First Lady of Nevada since 2023

Donna Lombardo is an American businesswoman who has served as the first lady of Nevada since 2023 as the wife of Governor Joe Lombardo.

== Early life and education ==
Lombardo moved to Nevada when she was in second grade. She graduated from Valley High School in Las Vegas and later earned a Bachelor of Science degree in marketing from the University of Nevada, Las Vegas in 1987.

== Career ==
Lombardo began her career in real estate in the mid-1980s and worked for CBRE, a commercial real estate brokerage, where she completed more than 1,400 transactions valued at over $2.4 billion, including the sale of 1,800 acres of land and more than 48 million square feet of building transactions. She has spent more than three decades in the industry and currently specializes in industrial sales and leasing. Lombardo serves as the executive managing director at Cushman & Wakefield in Las Vegas.

== First lady of Nevada (2023–present) ==
Lombardo became first lady of Nevada on January 2, 2023, when her husband, Joe Lombardo, was sworn in as governor.

As first lady, she has focused on mental health advocacy, education, and support for small businesses.

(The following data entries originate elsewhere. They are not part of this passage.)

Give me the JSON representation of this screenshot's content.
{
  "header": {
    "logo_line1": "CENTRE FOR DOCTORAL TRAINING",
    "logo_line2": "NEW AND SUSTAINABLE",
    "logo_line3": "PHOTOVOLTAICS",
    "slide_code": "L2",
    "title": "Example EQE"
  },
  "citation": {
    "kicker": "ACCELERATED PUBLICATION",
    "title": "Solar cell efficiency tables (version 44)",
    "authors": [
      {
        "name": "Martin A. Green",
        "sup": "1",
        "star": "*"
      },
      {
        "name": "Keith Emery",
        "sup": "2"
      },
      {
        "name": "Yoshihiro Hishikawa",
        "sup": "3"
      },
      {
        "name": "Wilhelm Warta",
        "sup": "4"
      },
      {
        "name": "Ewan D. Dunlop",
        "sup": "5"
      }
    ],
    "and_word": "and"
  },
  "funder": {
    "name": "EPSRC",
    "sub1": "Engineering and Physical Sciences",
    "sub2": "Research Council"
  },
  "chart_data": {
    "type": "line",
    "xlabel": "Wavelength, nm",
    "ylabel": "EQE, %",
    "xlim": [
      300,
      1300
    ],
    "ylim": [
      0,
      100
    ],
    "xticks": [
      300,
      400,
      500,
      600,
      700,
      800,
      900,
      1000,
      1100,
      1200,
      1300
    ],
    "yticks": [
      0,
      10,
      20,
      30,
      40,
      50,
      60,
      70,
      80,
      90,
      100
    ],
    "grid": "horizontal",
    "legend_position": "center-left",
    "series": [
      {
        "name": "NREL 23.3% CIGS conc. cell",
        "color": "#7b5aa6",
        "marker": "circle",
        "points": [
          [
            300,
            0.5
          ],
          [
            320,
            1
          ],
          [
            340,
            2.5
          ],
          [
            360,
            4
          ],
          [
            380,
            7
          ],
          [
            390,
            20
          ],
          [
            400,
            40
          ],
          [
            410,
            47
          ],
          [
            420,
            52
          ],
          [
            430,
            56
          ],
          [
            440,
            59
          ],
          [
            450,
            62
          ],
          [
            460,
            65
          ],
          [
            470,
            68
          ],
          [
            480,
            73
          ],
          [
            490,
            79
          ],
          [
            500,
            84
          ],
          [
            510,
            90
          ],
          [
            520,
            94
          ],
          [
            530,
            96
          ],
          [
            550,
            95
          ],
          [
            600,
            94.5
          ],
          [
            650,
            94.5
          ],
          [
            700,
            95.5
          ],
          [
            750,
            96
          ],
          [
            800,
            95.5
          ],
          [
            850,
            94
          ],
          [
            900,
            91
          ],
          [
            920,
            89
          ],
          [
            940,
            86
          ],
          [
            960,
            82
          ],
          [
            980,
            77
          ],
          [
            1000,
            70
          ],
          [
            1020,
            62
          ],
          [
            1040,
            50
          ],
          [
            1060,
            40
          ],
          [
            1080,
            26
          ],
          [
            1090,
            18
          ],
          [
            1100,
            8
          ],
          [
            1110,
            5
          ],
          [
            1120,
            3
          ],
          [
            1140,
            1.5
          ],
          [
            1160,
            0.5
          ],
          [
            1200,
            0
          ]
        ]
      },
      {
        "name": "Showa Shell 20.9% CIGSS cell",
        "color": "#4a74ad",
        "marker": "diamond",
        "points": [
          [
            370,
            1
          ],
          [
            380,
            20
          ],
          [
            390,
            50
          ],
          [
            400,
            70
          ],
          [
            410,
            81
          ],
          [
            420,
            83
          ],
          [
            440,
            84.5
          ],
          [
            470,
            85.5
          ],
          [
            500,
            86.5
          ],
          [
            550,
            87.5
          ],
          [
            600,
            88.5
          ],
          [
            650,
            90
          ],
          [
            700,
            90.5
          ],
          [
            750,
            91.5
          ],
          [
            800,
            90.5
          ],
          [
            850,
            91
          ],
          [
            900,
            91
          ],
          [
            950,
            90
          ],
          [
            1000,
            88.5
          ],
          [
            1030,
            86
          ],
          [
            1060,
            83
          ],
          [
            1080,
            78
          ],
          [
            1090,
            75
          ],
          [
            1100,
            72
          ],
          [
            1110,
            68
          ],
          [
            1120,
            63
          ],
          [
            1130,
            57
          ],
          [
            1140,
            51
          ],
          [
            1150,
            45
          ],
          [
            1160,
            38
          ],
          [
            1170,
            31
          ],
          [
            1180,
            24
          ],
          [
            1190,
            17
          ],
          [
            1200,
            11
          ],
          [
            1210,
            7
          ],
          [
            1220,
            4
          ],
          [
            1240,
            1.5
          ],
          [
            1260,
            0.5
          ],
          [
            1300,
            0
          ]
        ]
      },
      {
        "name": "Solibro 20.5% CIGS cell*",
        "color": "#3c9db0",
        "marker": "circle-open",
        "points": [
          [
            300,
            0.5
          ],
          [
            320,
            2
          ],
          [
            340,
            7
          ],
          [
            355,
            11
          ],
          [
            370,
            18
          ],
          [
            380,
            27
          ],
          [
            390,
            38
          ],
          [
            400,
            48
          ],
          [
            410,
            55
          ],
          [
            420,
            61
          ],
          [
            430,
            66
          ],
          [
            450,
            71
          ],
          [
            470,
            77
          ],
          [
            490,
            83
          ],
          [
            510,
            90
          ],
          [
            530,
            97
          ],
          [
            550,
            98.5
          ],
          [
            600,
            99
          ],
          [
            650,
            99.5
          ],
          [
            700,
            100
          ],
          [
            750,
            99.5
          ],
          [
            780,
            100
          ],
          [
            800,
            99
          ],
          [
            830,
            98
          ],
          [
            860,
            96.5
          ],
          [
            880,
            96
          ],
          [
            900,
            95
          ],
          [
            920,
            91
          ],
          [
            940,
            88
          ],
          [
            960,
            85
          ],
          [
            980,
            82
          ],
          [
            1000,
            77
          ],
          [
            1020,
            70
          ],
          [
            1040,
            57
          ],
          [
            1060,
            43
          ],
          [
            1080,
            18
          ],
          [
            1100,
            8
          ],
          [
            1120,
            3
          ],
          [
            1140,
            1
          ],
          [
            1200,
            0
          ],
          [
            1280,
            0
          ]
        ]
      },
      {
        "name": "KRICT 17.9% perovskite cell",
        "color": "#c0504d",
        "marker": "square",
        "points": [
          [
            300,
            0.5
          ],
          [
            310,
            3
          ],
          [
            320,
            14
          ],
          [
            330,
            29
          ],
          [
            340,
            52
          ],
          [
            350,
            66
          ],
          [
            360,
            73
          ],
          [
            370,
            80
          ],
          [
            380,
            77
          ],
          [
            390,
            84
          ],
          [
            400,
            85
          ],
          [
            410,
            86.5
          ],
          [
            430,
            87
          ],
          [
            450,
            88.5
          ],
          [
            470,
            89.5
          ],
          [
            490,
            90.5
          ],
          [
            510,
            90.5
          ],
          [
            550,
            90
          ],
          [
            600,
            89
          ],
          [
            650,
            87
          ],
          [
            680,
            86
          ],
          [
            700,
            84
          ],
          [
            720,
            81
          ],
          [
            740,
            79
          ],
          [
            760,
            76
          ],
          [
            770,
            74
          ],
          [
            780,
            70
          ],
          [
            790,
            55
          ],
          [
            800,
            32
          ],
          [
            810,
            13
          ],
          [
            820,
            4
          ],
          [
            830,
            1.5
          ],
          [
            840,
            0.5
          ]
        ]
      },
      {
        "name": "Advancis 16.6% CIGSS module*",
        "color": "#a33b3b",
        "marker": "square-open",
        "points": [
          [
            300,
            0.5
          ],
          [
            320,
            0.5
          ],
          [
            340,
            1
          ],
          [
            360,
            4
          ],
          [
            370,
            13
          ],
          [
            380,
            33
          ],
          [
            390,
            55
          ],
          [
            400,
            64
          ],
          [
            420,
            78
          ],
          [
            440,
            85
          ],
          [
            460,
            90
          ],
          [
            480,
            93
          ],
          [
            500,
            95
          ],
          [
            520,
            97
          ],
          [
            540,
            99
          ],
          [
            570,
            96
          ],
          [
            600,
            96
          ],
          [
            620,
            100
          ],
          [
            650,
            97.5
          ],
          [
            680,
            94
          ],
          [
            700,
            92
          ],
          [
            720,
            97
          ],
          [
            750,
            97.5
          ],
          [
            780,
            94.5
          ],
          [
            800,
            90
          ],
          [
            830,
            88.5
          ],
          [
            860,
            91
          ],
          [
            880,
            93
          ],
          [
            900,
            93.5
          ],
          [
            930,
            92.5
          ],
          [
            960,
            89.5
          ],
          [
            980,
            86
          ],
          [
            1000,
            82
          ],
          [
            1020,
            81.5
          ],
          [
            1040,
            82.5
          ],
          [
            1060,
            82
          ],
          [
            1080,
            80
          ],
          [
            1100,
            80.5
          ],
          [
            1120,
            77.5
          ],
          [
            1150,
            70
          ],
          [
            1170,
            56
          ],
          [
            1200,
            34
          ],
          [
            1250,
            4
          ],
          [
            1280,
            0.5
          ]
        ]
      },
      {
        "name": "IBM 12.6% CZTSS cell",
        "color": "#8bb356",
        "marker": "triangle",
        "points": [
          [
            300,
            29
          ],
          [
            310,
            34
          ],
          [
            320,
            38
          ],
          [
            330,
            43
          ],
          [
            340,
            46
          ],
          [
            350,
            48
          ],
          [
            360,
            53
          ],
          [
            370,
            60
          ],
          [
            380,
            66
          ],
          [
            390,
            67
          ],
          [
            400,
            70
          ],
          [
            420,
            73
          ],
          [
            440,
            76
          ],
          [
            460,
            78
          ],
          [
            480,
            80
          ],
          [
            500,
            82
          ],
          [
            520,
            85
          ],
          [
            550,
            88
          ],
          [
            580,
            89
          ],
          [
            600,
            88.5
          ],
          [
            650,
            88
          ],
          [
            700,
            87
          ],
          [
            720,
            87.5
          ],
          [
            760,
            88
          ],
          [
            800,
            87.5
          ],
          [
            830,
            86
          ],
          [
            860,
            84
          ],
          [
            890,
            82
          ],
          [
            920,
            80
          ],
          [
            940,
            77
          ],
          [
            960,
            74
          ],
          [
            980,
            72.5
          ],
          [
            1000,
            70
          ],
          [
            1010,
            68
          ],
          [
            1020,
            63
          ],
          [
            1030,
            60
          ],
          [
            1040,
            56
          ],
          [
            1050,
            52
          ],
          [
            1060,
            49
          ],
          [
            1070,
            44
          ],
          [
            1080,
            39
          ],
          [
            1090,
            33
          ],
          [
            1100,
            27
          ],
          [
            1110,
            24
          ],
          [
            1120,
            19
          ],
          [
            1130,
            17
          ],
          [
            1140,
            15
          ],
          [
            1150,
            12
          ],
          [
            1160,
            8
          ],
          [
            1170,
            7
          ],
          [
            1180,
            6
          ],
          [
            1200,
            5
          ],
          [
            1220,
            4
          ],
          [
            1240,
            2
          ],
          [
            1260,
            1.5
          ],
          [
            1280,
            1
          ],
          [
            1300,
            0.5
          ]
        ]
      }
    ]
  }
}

In June 2024, Lombardo and her daughter Lacey hosted a charity luncheon at the Nevada Governor's Mansion to connect non-profits and organizations across the state. In her first televised interview as first lady, Lombardo described herself as a “private person” who prefers to focus on meaningful community work rather than public attention. She has stated that her passion for mental health stems from personal connections to loved ones who have faced mental illness.

== Personal life ==
Lombardo and her husband Joe married in 2015. They have three children and a grandson.